The hard part (or at least A hard part) of intranet firewalls
is designing an access policy that actually does some restriction and
also lets people do their jobs, without utterly busting everything.
The amount of goo that flies about the network when someone telnets
from how A to host B and logs in is simply astonishing.
- TCP, to carry the telnet
- NIS, to get a password entry
- RPC, to figure out NFS foo
- NFS to access the user's home directory (technically, I
guess this is RPC too, but it usually uses nailed up ports etc,
so it's sort of different)
at the very least, in a typical Sun based setup. I've probably missed
a couple of important things. Restrict any of this, and stuff breaks, your
phone spontaneously combusts, and you back it all out. What you need to do is:
- try really hard to figure out ALL the stuff that goes on, on your
- work out dependencies between the various things that go on.

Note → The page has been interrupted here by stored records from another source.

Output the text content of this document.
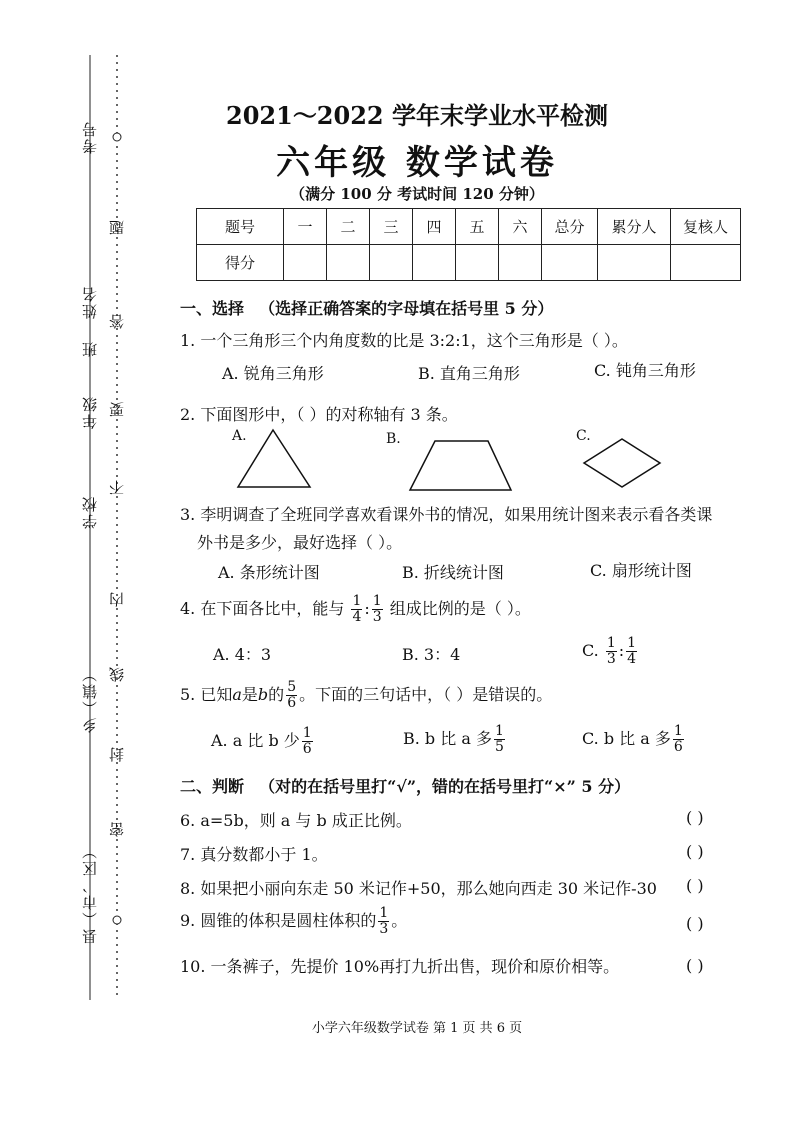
县（市、区）
乡（镇）
学校
年级
班
姓名
考号
密
封
线
内
不
要
答
题
2021～2022 学年末学业水平检测
六年级 数学试卷
（满分 100 分 考试时间 120 分钟）
题号	一	二	三	四	五	六	总分	累分人	复核人
得分									
一、选择 （选择正确答案的字母填在括号里 5 分）
1. 一个三角形三个内角度数的比是 3:2:1，这个三角形是（ ）。
A. 锐角三角形	B. 直角三角形	C. 钝角三角形
2. 下面图形中，（ ）的对称轴有 3 条。
A.	B.	C.
3. 李明调查了全班同学喜欢看课外书的情况，如果用统计图来表示看各类课
外书是多少，最好选择（ ）。
A. 条形统计图	B. 折线统计图	C. 扇形统计图
4. 在下面各比中，能与 $\frac{1}{4}$ : $\frac{1}{3}$ 组成比例的是（ ）。
A. 4：3	B. 3：4	C. $\frac{1}{3}$ : $\frac{1}{4}$
5. 已知a是b的 $\frac{5}{6}$ 。下面的三句话中，（ ）是错误的。
A. a 比 b 少 $\frac{1}{6}$	B. b 比 a 多 $\frac{1}{5}$	C. b 比 a 多 $\frac{1}{6}$
二、判断 （对的在括号里打“√”，错的在括号里打“×” 5 分）
6. a=5b，则 a 与 b 成正比例。	( )
7. 真分数都小于 1。	( )
8. 如果把小丽向东走 50 米记作+50，那么她向西走 30 米记作-30 ( )
9. 圆锥的体积是圆柱体积的 $\frac{1}{3}$ 。	( )
10. 一条裤子，先提价 10%再打九折出售，现价和原价相等。	( )
小学六年级数学试卷 第 1 页 共 6 页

- develop a deployment strategy that will naturally grow your
network in the right directions.
The very same people who squall about how hard it would be to
re-organise their network will happily pull 100 miles of cat 5 cable,
throw out a bunch of hubs, slap in a bunch of switches and generally
replace the entire network infrastructure at the drop of a hat. Networks
are always in flux, often dramatic and profound. The key is to show how
to roll the access policy changes in with the other changes. You have
to think in terms of years and incremental improvements, not 'let's buy
a box and stick it >there< and we'll be cool.'
However much the firewall vendors deny it, they ARE selling quick
fixes, snake-oil panaceas. Sure, they generally do the job the fine print in
the glossies says, but the actual value derived from them (in isolation) is
low. You have a much harder time selling this sort of thing into an internal
network, where things really have to work, where performance does matter,
where policy matters, and so on. Everyone knows you really should approach
all network security stuff from an incremental, years-long, fully staffed
point of view, but for intranets it's a lot harder to cut corners.